Why do we need a light show to see Hadrian's Wall?

Olden globes … visualisation of Connecting Light, an installation along Hadrian's Wall
Olden globes … visualisation of Connecting Light, an installation along Hadrian's Wall

On 31 August and 1 September a digital installation called Connecting Light will turn Hadrian's Wall into an artwork. At last, boring old history will become acceptable contemporary culture!

Sorry. I don't get it. Why is it so great or valuable or necessary to turn Hadrian's Wall into modern art for a couple of nights? Because it will stimulate news coverage like these words you are reading, that's why, and for no other reason.

That is also, I suspect, why artist Glenn Brown has been invited to show his subversive paintings among a collection of old masters at the National Trust's Upton House. It is the motivation for most events that juxtapose current culture with history. We are becoming a nation of present-minded narcissists. We only seem to see the historic monuments and rich heritage of premodern art that are found all over the British Isles when these treasures are repackaged and re-presented as modern culture.

At least that's how it looks through the lens of the media. In reality, the cultural behaviour of modern Britons is varied and historically eclectic.
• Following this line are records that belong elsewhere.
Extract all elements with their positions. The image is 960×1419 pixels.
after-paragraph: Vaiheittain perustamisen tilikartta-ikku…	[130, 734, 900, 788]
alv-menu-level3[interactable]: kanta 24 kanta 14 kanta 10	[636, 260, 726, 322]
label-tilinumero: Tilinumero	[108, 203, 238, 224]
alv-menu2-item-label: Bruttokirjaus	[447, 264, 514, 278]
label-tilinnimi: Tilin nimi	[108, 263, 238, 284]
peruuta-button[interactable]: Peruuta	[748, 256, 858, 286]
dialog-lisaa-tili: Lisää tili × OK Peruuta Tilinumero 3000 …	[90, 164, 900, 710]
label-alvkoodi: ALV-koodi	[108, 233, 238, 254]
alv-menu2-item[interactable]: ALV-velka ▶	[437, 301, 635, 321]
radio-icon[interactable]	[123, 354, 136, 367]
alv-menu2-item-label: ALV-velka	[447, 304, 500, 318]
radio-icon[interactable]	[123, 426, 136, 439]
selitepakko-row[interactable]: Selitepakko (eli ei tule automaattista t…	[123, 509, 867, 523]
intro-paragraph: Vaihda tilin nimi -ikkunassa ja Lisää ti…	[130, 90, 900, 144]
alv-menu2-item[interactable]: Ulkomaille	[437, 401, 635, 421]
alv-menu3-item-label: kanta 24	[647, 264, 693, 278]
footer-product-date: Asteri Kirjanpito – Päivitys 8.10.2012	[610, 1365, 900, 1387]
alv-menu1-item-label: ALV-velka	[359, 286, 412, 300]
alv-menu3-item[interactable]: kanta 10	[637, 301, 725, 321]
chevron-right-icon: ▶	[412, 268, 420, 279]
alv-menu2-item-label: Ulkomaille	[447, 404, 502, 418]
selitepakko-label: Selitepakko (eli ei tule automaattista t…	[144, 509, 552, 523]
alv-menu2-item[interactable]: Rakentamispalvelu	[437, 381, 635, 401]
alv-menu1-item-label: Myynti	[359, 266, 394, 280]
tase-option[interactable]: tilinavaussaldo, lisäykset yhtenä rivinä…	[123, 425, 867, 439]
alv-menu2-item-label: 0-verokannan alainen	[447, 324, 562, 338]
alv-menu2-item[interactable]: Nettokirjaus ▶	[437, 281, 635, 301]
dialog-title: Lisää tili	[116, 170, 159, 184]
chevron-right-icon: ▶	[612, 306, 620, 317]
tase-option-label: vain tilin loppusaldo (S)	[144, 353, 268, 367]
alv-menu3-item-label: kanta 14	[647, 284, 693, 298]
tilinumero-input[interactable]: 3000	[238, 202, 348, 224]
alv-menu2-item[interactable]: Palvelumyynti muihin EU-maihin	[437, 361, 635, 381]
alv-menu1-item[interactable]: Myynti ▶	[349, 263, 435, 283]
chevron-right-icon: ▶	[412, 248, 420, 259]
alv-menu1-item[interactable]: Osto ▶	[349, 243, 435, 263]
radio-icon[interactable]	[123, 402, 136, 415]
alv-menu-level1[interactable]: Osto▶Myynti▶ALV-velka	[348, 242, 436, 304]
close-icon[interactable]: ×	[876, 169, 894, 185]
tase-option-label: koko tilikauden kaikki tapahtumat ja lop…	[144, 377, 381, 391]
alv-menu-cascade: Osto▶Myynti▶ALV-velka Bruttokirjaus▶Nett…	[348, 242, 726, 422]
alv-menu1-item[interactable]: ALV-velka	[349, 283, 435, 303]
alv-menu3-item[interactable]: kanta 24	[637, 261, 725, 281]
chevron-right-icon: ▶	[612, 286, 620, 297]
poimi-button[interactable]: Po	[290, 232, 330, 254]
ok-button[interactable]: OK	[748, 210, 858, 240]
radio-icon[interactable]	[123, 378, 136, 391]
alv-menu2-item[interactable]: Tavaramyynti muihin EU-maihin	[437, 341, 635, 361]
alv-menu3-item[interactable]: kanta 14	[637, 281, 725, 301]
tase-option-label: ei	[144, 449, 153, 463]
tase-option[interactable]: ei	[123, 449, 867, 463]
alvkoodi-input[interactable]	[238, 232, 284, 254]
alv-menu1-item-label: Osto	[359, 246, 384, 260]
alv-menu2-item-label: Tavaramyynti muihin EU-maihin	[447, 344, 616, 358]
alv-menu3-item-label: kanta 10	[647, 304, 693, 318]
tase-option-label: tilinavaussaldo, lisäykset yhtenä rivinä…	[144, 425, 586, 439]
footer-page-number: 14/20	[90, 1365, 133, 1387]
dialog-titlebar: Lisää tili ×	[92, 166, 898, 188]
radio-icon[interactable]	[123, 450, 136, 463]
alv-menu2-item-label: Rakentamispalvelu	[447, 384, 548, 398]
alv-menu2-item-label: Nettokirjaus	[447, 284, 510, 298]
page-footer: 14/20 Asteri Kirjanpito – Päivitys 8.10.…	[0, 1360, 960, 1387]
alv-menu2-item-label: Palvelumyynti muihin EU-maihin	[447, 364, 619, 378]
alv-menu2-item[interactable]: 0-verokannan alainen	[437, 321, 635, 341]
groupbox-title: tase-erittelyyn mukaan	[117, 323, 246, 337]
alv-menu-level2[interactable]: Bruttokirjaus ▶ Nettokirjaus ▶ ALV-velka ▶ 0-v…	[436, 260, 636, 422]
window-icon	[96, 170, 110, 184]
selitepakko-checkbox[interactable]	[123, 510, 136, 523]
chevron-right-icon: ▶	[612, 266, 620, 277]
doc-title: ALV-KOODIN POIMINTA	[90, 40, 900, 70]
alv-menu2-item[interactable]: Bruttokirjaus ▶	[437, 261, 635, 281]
I can bet that if you go for a walk on Hadrian's Wall any day of the year you'll encounter plenty of people of all ages who have come to imagine Roman Britain without any need for digital art to update it. Similarly I was recently astounded by the crowds on a rainy weekday morning at Chatsworth in Derbyshire, and while Hampton Court Palace near London recently got a moment in the news thanks to Bradley Wiggins, it gets masses of visitors every day.

Meanwhile, readers are doting on Hilary Mantel's second book in her series of historical novels about the Tudor Reformation. Why is it, when Mantel's audience are lapping up details about 16th-century life, that we in the media can only get excited about today and, at a pinch, yesterday?

Obviously it goes with the territory – news is new – but coverage of the arts ought to be more responsive to the diversity and richness of cultural life, which is not bounded by immediate events unless you are the shallowest metropolitan caricature imaginable. A real reader dances from Mantel's or Self's latest to a Henry James or Agatha Christie or Lucretius. An art lover might visit the ICA and the Wallace Collection on the same day.

There should be space in our public cultural debates and meditations to imagine other times as well as our own. The trouble with a light show on Hadrian's Wall is that it actively gets in the way of picturing the Romans walking on their battlements. And I can't see any reason to care about this monument if we don't want to dream of the past.